Posted By on Jul 30, 2015

If the words immersive multimedia or Virtual Reality (VR) sound familiar to you, that is using technology to create a three-dimensional computer-generated world that a user can interact with and explore, then you’ve most likely heard its reference in the gaming industry. However, it goes well beyond virtual racing and fighting scenarios. Other industries have found new and innovative ways to use this groundbreaking technology to further improve the Customer Experience.

Virtual reality may seem new to the average Joe, but the concept has been around since the mid ‘50s. Morton Heilig, a cinematographer, wanted to find a way to engage his audience by catering to the senses, other than sight and sound.

He developed the Senorama, which is similar to a 3D arcade game, where a player’s smell and touch senses are engaged. It’s this concept that has industries today racing to come up with bigger and better ways to use Virtual Reality.

Technological advances continued over the decades bringing us visual flight simulation, in-visor LCD screens, data gloves and inertia sensors. But the reality is, that was only the beginning!

It’s Like You’re There.

Recently, Ford Motor Company has started using the Oculus Rift headsets in their Immersion lab, allowing customers to experience their new car models without a prototype being developed, which is often costly.

These headsets allow customers to look around the interior of the car and simulate driving experiences they may have while sitting in their car.

The architecture industry is also testing out cost saving methods with their virtual reality. Designers can now virtually display what a space will look like to a client.

For instance, rather than just looking at a computer screen image of a model, clients will be able to experience the space as if it were already built, allowing clients to make changes and improvements as they walk around, virtually of course.

H& R Block began using this technology when they decided to make changes to their offices around the country. Current customers will be able to use Rift headsets and experience what the new space would look and feel like.

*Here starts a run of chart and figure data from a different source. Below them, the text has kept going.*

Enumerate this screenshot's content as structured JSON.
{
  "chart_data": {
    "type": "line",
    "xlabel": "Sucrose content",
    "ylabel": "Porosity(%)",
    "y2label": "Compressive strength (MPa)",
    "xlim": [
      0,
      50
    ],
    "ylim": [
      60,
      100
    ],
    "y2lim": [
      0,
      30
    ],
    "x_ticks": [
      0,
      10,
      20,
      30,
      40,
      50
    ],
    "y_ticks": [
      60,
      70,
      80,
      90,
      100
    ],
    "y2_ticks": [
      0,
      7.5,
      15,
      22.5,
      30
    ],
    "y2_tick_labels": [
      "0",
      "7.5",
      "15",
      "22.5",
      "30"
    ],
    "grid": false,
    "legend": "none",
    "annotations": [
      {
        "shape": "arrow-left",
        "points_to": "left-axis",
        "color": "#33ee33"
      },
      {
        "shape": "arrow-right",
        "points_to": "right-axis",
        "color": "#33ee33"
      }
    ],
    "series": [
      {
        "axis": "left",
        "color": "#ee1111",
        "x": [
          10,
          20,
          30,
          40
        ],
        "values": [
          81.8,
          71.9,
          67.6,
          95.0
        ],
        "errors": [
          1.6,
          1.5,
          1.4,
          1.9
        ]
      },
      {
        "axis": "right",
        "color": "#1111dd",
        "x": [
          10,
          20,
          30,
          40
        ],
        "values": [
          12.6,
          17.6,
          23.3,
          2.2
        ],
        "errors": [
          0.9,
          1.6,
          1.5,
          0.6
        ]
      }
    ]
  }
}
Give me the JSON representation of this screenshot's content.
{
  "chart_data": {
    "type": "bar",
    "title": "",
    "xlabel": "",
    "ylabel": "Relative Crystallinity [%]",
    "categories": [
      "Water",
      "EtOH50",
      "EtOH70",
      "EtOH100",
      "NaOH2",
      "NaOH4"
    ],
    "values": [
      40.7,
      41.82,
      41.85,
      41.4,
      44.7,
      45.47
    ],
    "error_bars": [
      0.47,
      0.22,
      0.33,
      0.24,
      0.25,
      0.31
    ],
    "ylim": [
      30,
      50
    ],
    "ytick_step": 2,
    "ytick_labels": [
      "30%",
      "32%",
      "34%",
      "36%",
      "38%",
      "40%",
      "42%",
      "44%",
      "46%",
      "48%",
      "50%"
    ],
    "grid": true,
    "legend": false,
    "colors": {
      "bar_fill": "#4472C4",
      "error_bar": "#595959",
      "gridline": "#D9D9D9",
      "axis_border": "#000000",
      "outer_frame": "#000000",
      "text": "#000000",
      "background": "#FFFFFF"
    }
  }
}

Not only will they experience the look of the office, but also how the new processing order will be dealt with, providing feedback when necessary. With this research, Block was able to discover exactly what their customers wanted to experience when they walked into their office doors.

A Healthy Dose of Virtual Reality

The health care industry has always been known for innovation and cutting edge technology, so it’s no surprise they found a new way to use Virtual Reality technology.

The development of compatible software for the Rift headsets has helped individuals who have suffered from a stroke learn how to walk again. Products, like Gloveone, help patients to perceive depth, an important step in learning to walk, through a series of vibrations.

However, Virtual Reality doesn’t stop at the customer. Employee Engagement is another driving force companies are focusing on, specifically employee training.

The health care industry has begun training surgeons with this new technology before they hit the operating table. Doctors and nurses are able to learn at a higher level of recognition with the help of virtual reality, as it transports you into a real-life surgery.

Looking Down the Road, Virtually

Imagine a safer world, where employees feel more confident in training because they can experience situations through another level of comprehension. This would translate into happier, safer employees moving to an overall better customer experience.

We are just now touching the surface with Virtual Reality and the future of Customer Experience and Employee Engagement will forever change because of this technology, opening new doors to better customer experience and opportunities.